Scientists at Diamond use lots of different techniques to carry out their research. Diffraction is a natural phenomenon and an important tool that helps scientists unravel the atomic structure of our world.
What is it?
You encounter diffraction every day. In fact, you’re probably experiencing its effects right now. The murmur of background noise, the levels of heat or light in a room – all of these are related to diffraction.
Think of waves on the ocean; they behave in the same way as light and sound. When water waves hit an object like a rock or a boat, their trajectory is changed and they disperse in a different pattern.
The same is true of light and sound waves. You can have a covert natter at work or school because the sound from your conversation bounces off walls and is spread out as it hits surrounding objects. This causes the waves to become distorted so that they reach others as a murmur of blurred sound. And it’s not just sound; light and heat are also affected by diffraction. We don’t tend to install radiators or lamps behind TVs or fridges because the objects will interfere with the waves, leaving your room rather cold and dark.

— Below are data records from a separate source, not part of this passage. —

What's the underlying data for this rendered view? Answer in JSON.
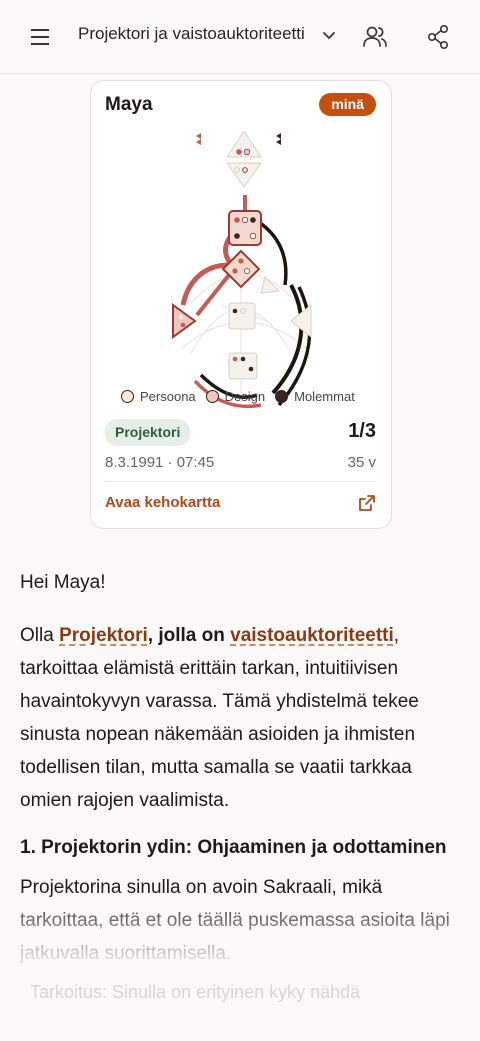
{
  "header": {
    "title": "Projektori ja vaistoauktoriteetti",
    "icons": {
      "menu": "menu-icon",
      "dropdown": "chevron-down-icon",
      "people": "people-icon",
      "share": "share-icon"
    }
  },
  "card": {
    "name": "Maya",
    "badge": "minä",
    "legend": [
      {
        "label": "Persoona",
        "color": "#f8ecd8"
      },
      {
        "label": "Design",
        "color": "#f3c6bd"
      },
      {
        "label": "Molemmat",
        "color": "#3a2420"
      }
    ],
    "type": "Projektori",
    "profile": "1/3",
    "datetime": "8.3.1991 · 07:45",
    "age": "35 v",
    "open_link": "Avaa kehokartta"
  },
  "article": {
    "greeting": "Hei Maya!",
    "p1": {
      "pre": "Olla ",
      "link1": "Projektori",
      "mid": ", jolla on ",
      "link2": "vaistoauktoriteetti",
      "post": ", tarkoittaa elämistä erittäin tarkan, intuitiivisen havaintokyvyn varassa. Tämä yhdistelmä tekee sinusta nopean näkemään asioiden ja ihmisten todellisen tilan, mutta samalla se vaatii tarkkaa omien rajojen vaalimista."
    },
    "h1": "1. Projektorin ydin: Ohjaaminen ja odottaminen",
    "p2": "Projektorina sinulla on avoin Sakraali, mikä tarkoittaa, että et ole täällä puskemassa asioita läpi jatkuvalla suorittamisella.",
    "ghost": "Tarkoitus: Sinulla on erityinen kyky nähdä"
  },
  "colors": {
    "accent": "#c4500f",
    "link": "#8a3a12",
    "chip_bg": "#e6efe7",
    "chip_text": "#2f5d3d",
    "design": "#c85a55",
    "both": "#1e1412"
  }
}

Once you understand the process of diffraction, it seems quite clear. But it took a while for scientists to work out what was going on. Wave diffraction was first observed in the 17th
century, but it wasn’t until 1803, when Thomas Young performed an experiment to observe waves diffracting through two slits, that the phenomenon began to be more fully understood. Young’s nifty diagram of wave diffraction was to have vital significance; in 1952, Rosalind Franklin and Raymond Gosling used diffraction to produce the image of DNA that Watson and Crick would later use to solve the structure.
Since the 20th
century, diffraction has been cornerstone of modern science, permeating virtually every aspect of research.
If you shine a bright light at an object, it produces a diffraction pattern as it leaves the sample. This is because the light bounces off each atom inside the object, creating a unique arrangement of light and dark spots. This pattern can then be used to identify the atomic structure of the object itself.
Some samples can be tricky to study using diffraction. That’s why scientists use a technique called crystallography to freeze their samples into ice-like crystals. If it’s crystallised first, then almost anything – from virus structures to ancient fossils – can be studied using diffraction. Knowing the structure of diseases is the first step in creating better treatments. Identifying the structural composition of water samples can provide insights into pollution levels and climate change. Understanding the atomic nature of samples is vital to all areas of modern research, and that’s why diffraction is such an important scientific technique.
Diffraction at Diamond
Diamond Light Source is a valuable tool for scientists who want to determine the atomic structure of crystallised samples. The bright beams of synchrotron light can pass through objects such as DNA, viruses, industrial materials, and chemical solutions, and produce a diffraction pattern that provides a clear indication of the sample’s structure.
Our scientists use diffraction to develop stronger materials for cars and aeroplanes, to identify the impact of climate change, and to develop new and more effective drugs for disease. Diffraction is an essential technique in modern science, and its discovery has led to some of the most significant scientific advances in history. The simple practice of shining a light on samples to determine their structure has helped scientists to illuminate some of the most complex and beautiful aspects of our world.